If lawmakers in the state of Rhode Island decide sometime in the future not to pay down the debt associated with the 38 Studios loan, the entire state could end up getting a bad credit rating, which in turn could affect its ability to borrow for important projects.
According to WPRI, Wall Street ratings agency Standard & Poor’s Ratings Services is seriously concerned about what lawmakers will do, and the agency has put a "negative watch" on Rhode Island’s state bond ratings due to uncertainty related to repayment of the 38 Studios bonds. Standard & Poor’s Ratings Services put its overall AA bond rating for Rhode Island’s general-obligation debt on negative watch, and did the same for its AA- bond rating on the state’s appropriation debt and its A rating on the state’s other moral-obligation debt, the agency said in a statement Monday.
S&P also downgraded its rating on the $75 million in 38 Studios bonds themselves from A to BBB, which is basically one step up above junk status, and put the debt from the transaction on a negative watch.
"The downgrade on the series of moral obligation bonds issued for the 38 Studios project reflects our view that continued debate about funding appropriations sufficient to repay principal and interest on the bonds indicates diminished support for this appropriation and a higher degree of risk relating to the repayment of these bonds."
"The negative CreditWatch action reflects our view that broad-based support for repayment of this debt is not clear," Henry Henderson, a credit analyst at S&P, said in the statement.

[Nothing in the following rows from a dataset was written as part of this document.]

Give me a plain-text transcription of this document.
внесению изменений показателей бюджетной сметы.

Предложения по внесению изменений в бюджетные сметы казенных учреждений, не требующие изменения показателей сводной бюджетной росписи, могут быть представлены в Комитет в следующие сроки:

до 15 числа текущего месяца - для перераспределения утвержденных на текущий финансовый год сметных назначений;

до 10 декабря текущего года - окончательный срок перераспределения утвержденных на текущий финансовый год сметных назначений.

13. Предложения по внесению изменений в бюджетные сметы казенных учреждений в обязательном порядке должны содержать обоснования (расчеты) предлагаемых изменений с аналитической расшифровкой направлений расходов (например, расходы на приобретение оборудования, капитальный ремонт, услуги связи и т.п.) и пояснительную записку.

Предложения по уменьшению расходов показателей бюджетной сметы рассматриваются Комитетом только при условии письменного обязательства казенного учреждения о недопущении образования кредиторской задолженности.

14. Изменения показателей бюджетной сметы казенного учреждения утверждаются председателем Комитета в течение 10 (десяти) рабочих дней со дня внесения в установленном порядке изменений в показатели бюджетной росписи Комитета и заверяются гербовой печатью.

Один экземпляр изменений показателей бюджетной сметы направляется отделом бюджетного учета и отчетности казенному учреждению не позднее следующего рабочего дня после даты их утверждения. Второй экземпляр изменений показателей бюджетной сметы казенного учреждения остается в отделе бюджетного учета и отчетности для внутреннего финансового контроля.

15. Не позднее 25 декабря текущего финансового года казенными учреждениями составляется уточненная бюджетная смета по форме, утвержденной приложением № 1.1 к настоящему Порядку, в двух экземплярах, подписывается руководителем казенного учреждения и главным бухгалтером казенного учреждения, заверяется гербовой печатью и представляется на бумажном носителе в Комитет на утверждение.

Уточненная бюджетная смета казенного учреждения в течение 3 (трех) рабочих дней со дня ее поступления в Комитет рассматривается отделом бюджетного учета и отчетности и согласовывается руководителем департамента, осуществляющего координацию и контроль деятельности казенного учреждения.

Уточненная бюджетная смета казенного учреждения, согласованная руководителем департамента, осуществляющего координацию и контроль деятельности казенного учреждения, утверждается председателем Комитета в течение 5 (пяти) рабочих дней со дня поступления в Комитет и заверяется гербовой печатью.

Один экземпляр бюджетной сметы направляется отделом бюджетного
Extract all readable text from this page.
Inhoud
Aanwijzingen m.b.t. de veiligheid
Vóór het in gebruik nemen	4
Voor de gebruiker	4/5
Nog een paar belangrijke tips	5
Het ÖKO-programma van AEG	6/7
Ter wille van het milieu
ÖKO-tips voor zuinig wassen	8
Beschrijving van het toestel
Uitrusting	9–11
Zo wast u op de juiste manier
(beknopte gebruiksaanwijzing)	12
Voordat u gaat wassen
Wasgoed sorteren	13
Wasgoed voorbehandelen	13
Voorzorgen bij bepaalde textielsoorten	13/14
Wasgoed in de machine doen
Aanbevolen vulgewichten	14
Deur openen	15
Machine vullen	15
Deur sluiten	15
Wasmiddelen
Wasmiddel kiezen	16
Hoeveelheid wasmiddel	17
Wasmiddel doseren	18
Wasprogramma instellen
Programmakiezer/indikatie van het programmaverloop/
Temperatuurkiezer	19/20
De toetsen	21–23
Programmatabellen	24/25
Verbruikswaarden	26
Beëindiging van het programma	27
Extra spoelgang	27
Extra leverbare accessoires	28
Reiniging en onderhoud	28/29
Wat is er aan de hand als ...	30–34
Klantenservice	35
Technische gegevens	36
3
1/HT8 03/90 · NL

The S&P statement went on to note that the ratings agency "would likely take negative rating action, lowering [general obligation], appropriation, and moral obligation debt by multiple notches" if lawmakers refuse to put roughly $12.5 million into the next state budget to make the next two payments to the 38 Studios bondholders.
The bonds sold by the EDC for the 38 Studios loans are moral-obligation bonds, meaning that the state only promised to consider repaying investors if 38 Studios was unable to do so. Some lawmakers have suggested the state should refuse to pay and at least one Republican candidate running for Governor. Gov. Lincoln Chafee thinks the loan should be paid back. An independent study commissioned by the Chafee administration suggested that Rhode Island’s state bond rating would likely be dropped to “junk” status if lawmakers refuse to repay the 38 Studios bonds, and would ultimately cost the state anywhere from $36 million to $362 million.
S&P also warned that $38.4 million in bonds that the EDC sold on behalf of the I-195 Redevelopment District Commission last year to buy the old highway land "contains an acceleration provision if the rating drops below ‘A-’ or the equivalent from another rating agency," and that such a move "could be an additional source of credit pressure if acceleration of these bonds is triggered."
S&P said that it might "revise the [state's bond] outlook back to stable if, in our view, there is consistent support for all of the state’s debt."
Analysts from SJ Advisors, the firm commissioned by the Chafee administration, are scheduled to brief lawmakers on their findings this week.